Das ist, soweit ich weiß, ein Kunstbegriff, den die FUNUS Stiftung zur Taufe ihrer Zeitschrift „Drunter & Drüber“ in den öffentlichen Raum geworfen hat. Ich finde ihn sehr passend, da er die Frage aufwirft, wie wir als Einzelpersonen und als Gesamtgesellschaft eigentlich mit unserer Endlichkeit umgehen – angefangen bei ganz praktischen Fragen wie „Feuer- oder Erdbestattung?“ bis hin zu geopolitischen Fragen wie der Ausbeutung der endlichen Ressourcen ohne Rücksicht auf nachkommende Generationen. Da steckt „Nachhaltigkeit“ mit drin und wir sollten uns fragen, was wir hinterlassen, wenn wir nach einer ziemlich kurzen Daseinsspanne die Weltbühne wieder verlassen: Nach uns die Sintflut oder pflanze ich einen Baum, in dessen Schatten erst meine Enkelkinder sitzen werden?

sds19: Warum ist es deines Erachtens notwendig, dass sich jeder mit dem Leben, Sterben und Tod auseinandersetzt?
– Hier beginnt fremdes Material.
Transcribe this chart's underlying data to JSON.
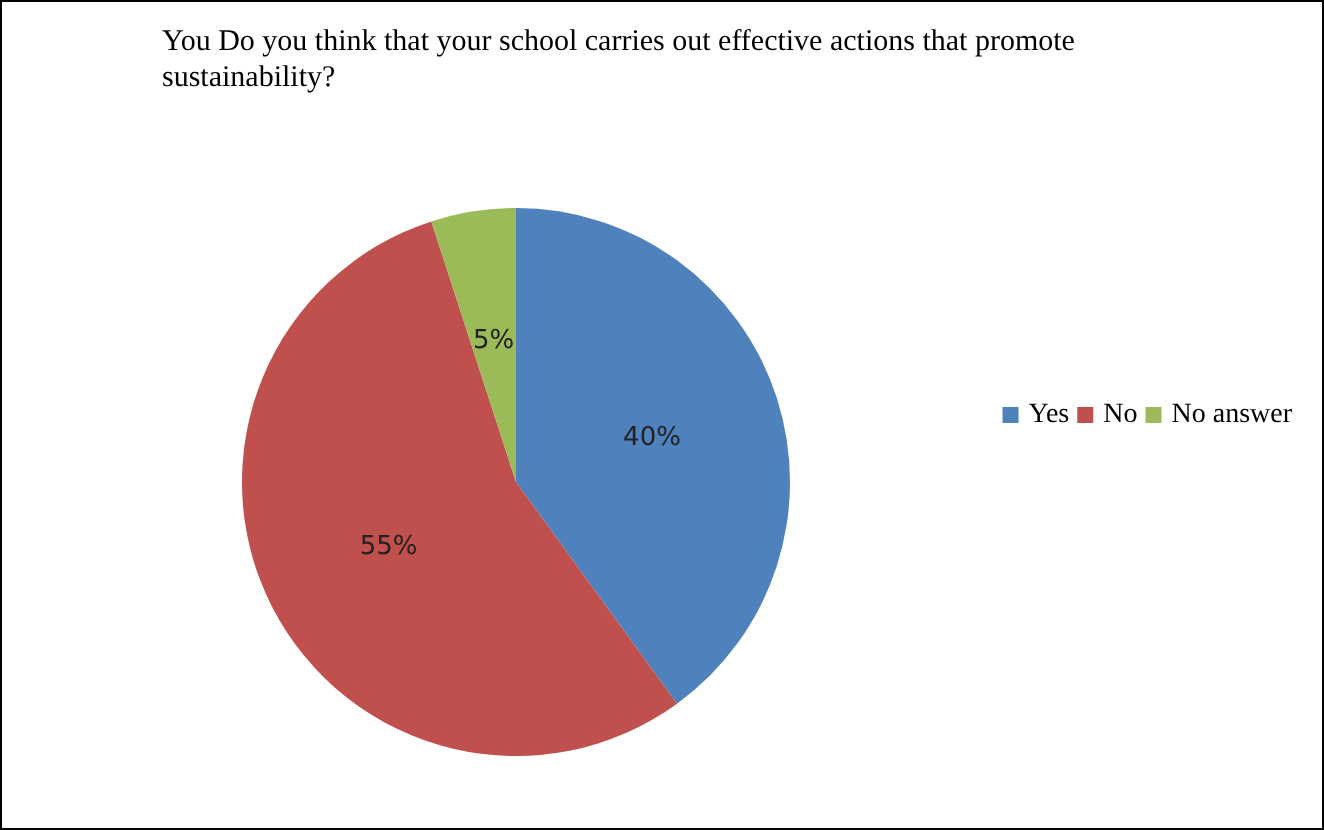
{
  "chart_data": {
    "type": "pie",
    "title": "You Do you think that your school carries out effective actions that promote sustainability?",
    "categories": [
      "Yes",
      "No",
      "No answer"
    ],
    "values": [
      40,
      55,
      5
    ],
    "colors": [
      "#4f81bd",
      "#c0504d",
      "#9bbb59"
    ],
    "value_labels": [
      "40%",
      "55%",
      "5%"
    ],
    "legend": "right"
  }
}
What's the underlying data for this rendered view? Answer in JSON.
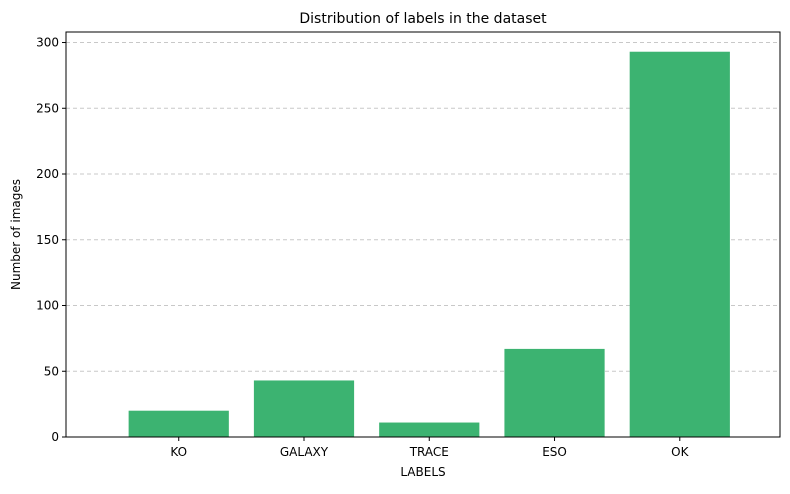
{
  "chart_data": {
    "type": "bar",
    "title": "Distribution of labels in the dataset",
    "xlabel": "LABELS",
    "ylabel": "Number of images",
    "categories": [
      "KO",
      "GALAXY",
      "TRACE",
      "ESO",
      "OK"
    ],
    "values": [
      20,
      43,
      11,
      67,
      293
    ],
    "ylim": [
      0,
      308
    ],
    "yticks": [
      0,
      50,
      100,
      150,
      200,
      250,
      300
    ],
    "ytick_labels": [
      "0",
      "50",
      "100",
      "150",
      "200",
      "250",
      "300"
    ],
    "grid": "y-dashed",
    "legend": "none",
    "bar_color": "#3cb371",
    "grid_color": "#c8c8c8"
  }
}
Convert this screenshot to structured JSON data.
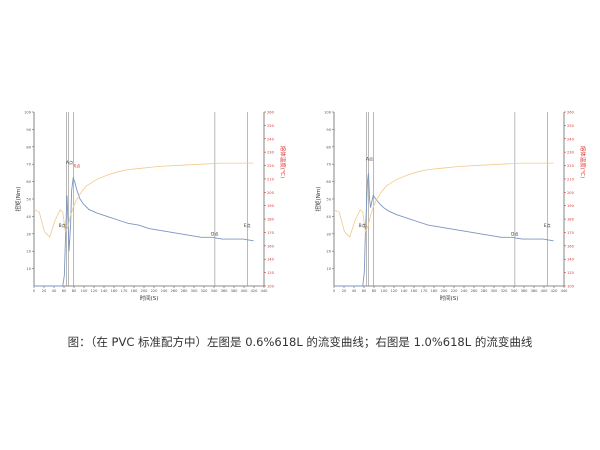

Weil das alles ist, was wir haben. Die Anhäufung von Gütern, Ämtern und Auszeichnungen wird uns am Ende nichts nutzen, wenn wir daraus nicht Kapital für eine bessere Welt geschlagen haben. Der Spruch „Das letzte Hemd hat keine Taschen“ ist dabei ein guter Ratgeber, weil er in sehr schön verkürzter Form zusammenfasst, worum es geht: Materielle Güter sind kein echter Reichtum, der erstrebenswert ist. Echten Reichtum schöpft man nur aus Erfahrungen, aus Erleben, aus dem Leben selbst.
Und dieses Leben ist endlich und – als Fünfzigjähriger kann ich das jetzt zur Gänze bestätigen – verdammt kurz.
Hast du eben noch selbst im Pool geplanscht, schaust du jetzt deinen Enkelkindern dabei zu. Das, was dazwischen mit mir passiert ist, macht den Wert meines Lebens aus. Das ist seine Summe. Und sowas sollte man stets vermitteln, weil es offensichtlich noch nicht alle in die Köpfe gekriegt haben, wenn man sich so umschaut auf der Welt.
Bei Castaneda nennt Don Juan diese Menschen „Unsterbliche“ und meint damit Leute, denen ihre Sterblichkeit nicht bewusst ist und die deshalb jede Menge Torheiten wieder und wieder begehen, ohne dass ein Lernprozess in Gang gebracht wird, und die somit ihr einziges Leben verschwenden, bis es plötzlich einfach zu Ende ist. Ungenutzt verstrichen. Bedeutungslos. Vor allem für sie selbst.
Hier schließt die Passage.